Yes, the fashion world is friendly of gender expression so much so that the first time I even openly experimented with my gender expression in a fluid way was at LFW in 2017. But let’s not forget that this is also a highly competitive and closed world. It has at times and in places been conformist, able-bodied, sexist, misogynistic and toxic.
Let’s be honest about one more thing, within the realms of the fashion world, cisgender gay men wield considerable power and influence. Some of the top designers of India today are cisgender-identifying gay men. Historically speaking and to some extent even today, the cisgender gay community tends to be exclusionary of the transgender community.
There has been massive progress on this and the situation is definitely not the same as it was pre-trans act, but the stigma within the community still exists. I felt it at LFW this edition, which was the first time I went since I came out as transgender and began using she/her/they pronouns. In the little time I spend peaking into this industry, I found folks who were friendly with me pre-transition find it difficult to be around me this edition. I found that they behaved in a certain way – taking in my entire femme experience and accepting it – and then behaving another way when I corrected them on my pronouns and realised I am a transwoman and not an effeminate gay man.

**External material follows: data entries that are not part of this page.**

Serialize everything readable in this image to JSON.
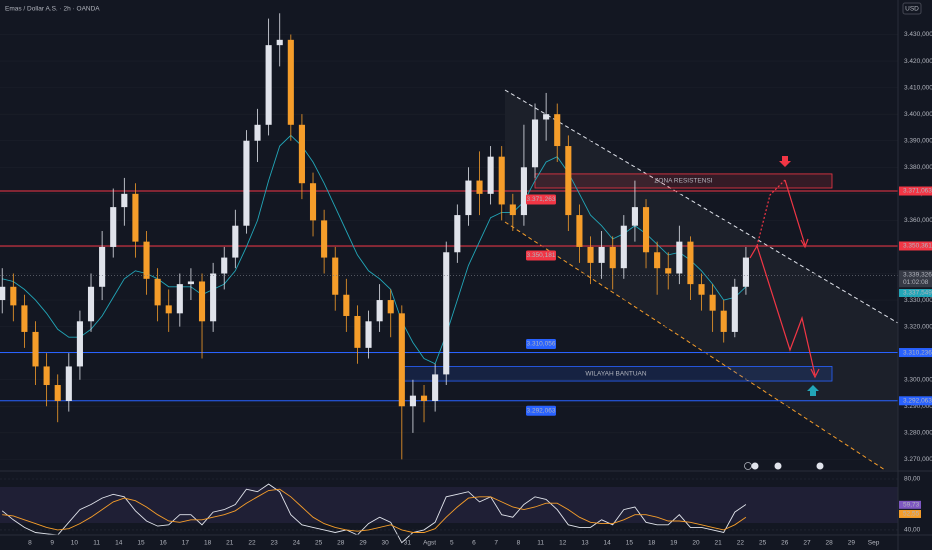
{
  "chart_data": {
    "type": "candlestick",
    "title": "Emas / Dollar A.S. · 2h · OANDA",
    "currency": "USD",
    "xlim": [
      -1.35,
      39.1
    ],
    "xticks": [
      {
        "value": 0,
        "label": "8"
      },
      {
        "value": 1,
        "label": "9"
      },
      {
        "value": 2,
        "label": "10"
      },
      {
        "value": 3,
        "label": "11"
      },
      {
        "value": 4,
        "label": "14"
      },
      {
        "value": 5,
        "label": "15"
      },
      {
        "value": 6,
        "label": "16"
      },
      {
        "value": 7,
        "label": "17"
      },
      {
        "value": 8,
        "label": "18"
      },
      {
        "value": 9,
        "label": "21"
      },
      {
        "value": 10,
        "label": "22"
      },
      {
        "value": 11,
        "label": "23"
      },
      {
        "value": 12,
        "label": "24"
      },
      {
        "value": 13,
        "label": "25"
      },
      {
        "value": 14,
        "label": "28"
      },
      {
        "value": 15,
        "label": "29"
      },
      {
        "value": 16,
        "label": "30"
      },
      {
        "value": 17,
        "label": "31"
      },
      {
        "value": 18,
        "label": "Agst"
      },
      {
        "value": 19,
        "label": "5"
      },
      {
        "value": 20,
        "label": "6"
      },
      {
        "value": 21,
        "label": "7"
      },
      {
        "value": 22,
        "label": "8"
      },
      {
        "value": 23,
        "label": "11"
      },
      {
        "value": 24,
        "label": "12"
      },
      {
        "value": 25,
        "label": "13"
      },
      {
        "value": 26,
        "label": "14"
      },
      {
        "value": 27,
        "label": "15"
      },
      {
        "value": 28,
        "label": "18"
      },
      {
        "value": 29,
        "label": "19"
      },
      {
        "value": 30,
        "label": "20"
      },
      {
        "value": 31,
        "label": "21"
      },
      {
        "value": 32,
        "label": "22"
      },
      {
        "value": 33,
        "label": "25"
      },
      {
        "value": 34,
        "label": "26"
      },
      {
        "value": 35,
        "label": "27"
      },
      {
        "value": 36,
        "label": "28"
      },
      {
        "value": 37,
        "label": "29"
      },
      {
        "value": 38,
        "label": "Sep"
      }
    ],
    "ylim": [
      3266,
      3443
    ],
    "yticks": [
      {
        "value": 3270,
        "label": "3.270,000"
      },
      {
        "value": 3280,
        "label": "3.280,000"
      },
      {
        "value": 3290,
        "label": "3.290,000"
      },
      {
        "value": 3300,
        "label": "3.300,000"
      },
      {
        "value": 3310,
        "label": "3.310,000"
      },
      {
        "value": 3320,
        "label": "3.320,000"
      },
      {
        "value": 3330,
        "label": "3.330,000"
      },
      {
        "value": 3340,
        "label": "3.340,000"
      },
      {
        "value": 3350,
        "label": "3.350,000"
      },
      {
        "value": 3360,
        "label": "3.360,000"
      },
      {
        "value": 3370,
        "label": "3.370,000"
      },
      {
        "value": 3380,
        "label": "3.380,000"
      },
      {
        "value": 3390,
        "label": "3.390,000"
      },
      {
        "value": 3400,
        "label": "3.400,000"
      },
      {
        "value": 3410,
        "label": "3.410,000"
      },
      {
        "value": 3420,
        "label": "3.420,000"
      },
      {
        "value": 3430,
        "label": "3.430,000"
      }
    ],
    "up_color": "#e0e3eb",
    "down_color": "#f59d2a",
    "candles": {
      "x": [
        -1.25,
        -0.75,
        -0.25,
        0.25,
        0.75,
        1.25,
        1.75,
        2.25,
        2.75,
        3.25,
        3.75,
        4.25,
        4.75,
        5.25,
        5.75,
        6.25,
        6.75,
        7.25,
        7.75,
        8.25,
        8.75,
        9.25,
        9.75,
        10.25,
        10.75,
        11.25,
        11.75,
        12.25,
        12.75,
        13.25,
        13.75,
        14.25,
        14.75,
        15.25,
        15.75,
        16.25,
        16.75,
        17.25,
        17.75,
        18.25,
        18.75,
        19.25,
        19.75,
        20.25,
        20.75,
        21.25,
        21.75,
        22.25,
        22.75,
        23.25,
        23.75,
        24.25,
        24.75,
        25.25,
        25.75,
        26.25,
        26.75,
        27.25,
        27.75,
        28.25,
        28.75,
        29.25,
        29.75,
        30.25,
        30.75,
        31.25,
        31.75,
        32.25
      ],
      "open": [
        3330,
        3335,
        3328,
        3318,
        3305,
        3298,
        3292,
        3305,
        3322,
        3335,
        3350,
        3365,
        3370,
        3352,
        3338,
        3328,
        3325,
        3336,
        3337,
        3322,
        3340,
        3346,
        3358,
        3390,
        3396,
        3426,
        3428,
        3396,
        3374,
        3360,
        3346,
        3332,
        3324,
        3312,
        3322,
        3330,
        3325,
        3290,
        3294,
        3292,
        3302,
        3348,
        3362,
        3375,
        3370,
        3384,
        3366,
        3362,
        3380,
        3398,
        3400,
        3388,
        3362,
        3350,
        3344,
        3350,
        3342,
        3358,
        3365,
        3348,
        3342,
        3340,
        3352,
        3336,
        3332,
        3326,
        3318,
        3335
      ],
      "high": [
        3342,
        3340,
        3332,
        3322,
        3310,
        3302,
        3310,
        3326,
        3340,
        3356,
        3372,
        3376,
        3374,
        3356,
        3342,
        3334,
        3340,
        3342,
        3340,
        3344,
        3350,
        3364,
        3394,
        3402,
        3436,
        3438,
        3430,
        3400,
        3378,
        3364,
        3350,
        3338,
        3328,
        3326,
        3336,
        3334,
        3328,
        3300,
        3298,
        3306,
        3352,
        3366,
        3380,
        3386,
        3388,
        3388,
        3370,
        3396,
        3404,
        3408,
        3404,
        3392,
        3366,
        3354,
        3356,
        3354,
        3362,
        3375,
        3368,
        3352,
        3348,
        3358,
        3354,
        3340,
        3336,
        3330,
        3338,
        3350
      ],
      "low": [
        3325,
        3322,
        3312,
        3298,
        3290,
        3284,
        3288,
        3300,
        3318,
        3330,
        3346,
        3358,
        3346,
        3332,
        3322,
        3318,
        3320,
        3330,
        3308,
        3318,
        3334,
        3342,
        3355,
        3382,
        3392,
        3418,
        3390,
        3368,
        3354,
        3340,
        3326,
        3318,
        3306,
        3308,
        3318,
        3316,
        3270,
        3280,
        3284,
        3288,
        3298,
        3344,
        3358,
        3362,
        3366,
        3360,
        3356,
        3358,
        3376,
        3390,
        3382,
        3356,
        3344,
        3336,
        3338,
        3334,
        3338,
        3352,
        3342,
        3332,
        3334,
        3336,
        3330,
        3326,
        3318,
        3314,
        3316,
        3332
      ],
      "close": [
        3335,
        3328,
        3318,
        3305,
        3298,
        3292,
        3305,
        3322,
        3335,
        3350,
        3365,
        3370,
        3352,
        3338,
        3328,
        3325,
        3336,
        3337,
        3322,
        3340,
        3346,
        3358,
        3390,
        3396,
        3426,
        3428,
        3396,
        3374,
        3360,
        3346,
        3332,
        3324,
        3312,
        3322,
        3330,
        3325,
        3290,
        3294,
        3292,
        3302,
        3348,
        3362,
        3375,
        3370,
        3384,
        3366,
        3362,
        3380,
        3398,
        3400,
        3388,
        3362,
        3350,
        3344,
        3350,
        3342,
        3358,
        3365,
        3348,
        3342,
        3340,
        3352,
        3336,
        3332,
        3326,
        3318,
        3335,
        3346
      ]
    },
    "ma": {
      "color": "#22a6b8",
      "values": [
        3338,
        3337,
        3334,
        3330,
        3325,
        3319,
        3316,
        3316,
        3319,
        3324,
        3331,
        3338,
        3341,
        3340,
        3338,
        3335,
        3335,
        3335,
        3332,
        3334,
        3336,
        3341,
        3350,
        3360,
        3375,
        3388,
        3392,
        3388,
        3382,
        3374,
        3365,
        3356,
        3347,
        3341,
        3338,
        3334,
        3322,
        3314,
        3308,
        3306,
        3317,
        3330,
        3343,
        3352,
        3361,
        3363,
        3363,
        3367,
        3375,
        3382,
        3384,
        3378,
        3370,
        3362,
        3358,
        3353,
        3355,
        3358,
        3355,
        3351,
        3347,
        3348,
        3345,
        3341,
        3336,
        3330,
        3331,
        3335
      ]
    },
    "levels": [
      {
        "value": 3371.063,
        "label": "3.371,063",
        "color": "#f23645"
      },
      {
        "value": 3350.361,
        "label": "3.350,361",
        "color": "#f23645"
      },
      {
        "value": 3310.236,
        "label": "3.310,236",
        "color": "#2962ff"
      },
      {
        "value": 3292.063,
        "label": "3.292,063",
        "color": "#2962ff"
      }
    ],
    "level_tags": [
      {
        "value": 3371.263,
        "label": "3.371,263",
        "color": "#f23645"
      },
      {
        "value": 3350.181,
        "label": "3.350,181",
        "color": "#f23645"
      },
      {
        "value": 3310.056,
        "label": "3.310,056",
        "color": "#2962ff"
      },
      {
        "value": 3292.063,
        "label": "3.292,063",
        "color": "#2962ff"
      }
    ],
    "zones": [
      {
        "label": "ZONA RESISTENSI",
        "range": [
          3372.2,
          3377.5
        ],
        "color": "#f23645"
      },
      {
        "label": "WILAYAH BANTUAN",
        "range": [
          3299.5,
          3305
        ],
        "color": "#2962ff"
      }
    ],
    "price_tag": {
      "value": 3339.326,
      "label": "3.339,326",
      "countdown": "01:02:08"
    },
    "ma_tag": {
      "value": 3337.549,
      "label": "3.337,549"
    },
    "rsi": {
      "ylim": [
        37.6,
        85.5
      ],
      "yticks": [
        {
          "value": 80,
          "label": "80,00"
        },
        {
          "value": 40,
          "label": "40,00"
        }
      ],
      "color": "#e0e3eb",
      "values": [
        55,
        48,
        42,
        38,
        37,
        36,
        46,
        56,
        60,
        65,
        68,
        66,
        55,
        47,
        43,
        44,
        52,
        52,
        44,
        54,
        56,
        60,
        72,
        70,
        76,
        70,
        52,
        44,
        42,
        40,
        38,
        40,
        36,
        45,
        50,
        46,
        30,
        38,
        40,
        46,
        66,
        68,
        70,
        62,
        66,
        52,
        50,
        60,
        66,
        64,
        56,
        44,
        42,
        42,
        48,
        44,
        56,
        58,
        46,
        44,
        44,
        52,
        42,
        42,
        40,
        38,
        54,
        60
      ],
      "ma_color": "#f59d2a",
      "ma": [
        52,
        51,
        48,
        45,
        42,
        40,
        41,
        45,
        50,
        56,
        62,
        65,
        63,
        58,
        52,
        47,
        46,
        48,
        48,
        50,
        52,
        55,
        61,
        66,
        71,
        72,
        66,
        58,
        50,
        45,
        42,
        40,
        39,
        40,
        42,
        44,
        40,
        38,
        38,
        41,
        50,
        58,
        65,
        66,
        66,
        62,
        58,
        56,
        58,
        61,
        61,
        56,
        50,
        46,
        45,
        45,
        48,
        52,
        52,
        50,
        47,
        47,
        46,
        44,
        42,
        40,
        44,
        50
      ],
      "tags": [
        {
          "value": 59.73,
          "label": "59,73",
          "color": "#7e57c2"
        },
        {
          "value": 52.55,
          "label": "52,55",
          "color": "#f59d2a"
        }
      ]
    }
  }
}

Saisha’s is even more significant to me, because of our shared experiences of transitioning “late” in life. Seventeen years Saisha had been in the very industry that she had to then “come out” to, uncertain as to what would happen – because literally, no one had done it before her.
Another aspect of late transitions is the struggle with the concept of the “self” and confusion around accepting yourself. Those who are out early or transition early might grow up with themselves and may have worked through this confusion (although not always). The confusion of where you begin and where the social constructs take over. “For seventeen years it was this confused identity”, Saisha observed about her collection the show.
To work and operate in this industry and make it here, was enough for me to want to celebrate Saisha Shinde as a transwoman. Then to witness her collection that was inspired by her work in a movie that is highly significant at this time and to pay homage to Kashmir on the very day I was paying tribute to my own Muslim identity and now I am also applauding her for what she chooses to do with her art and privilege.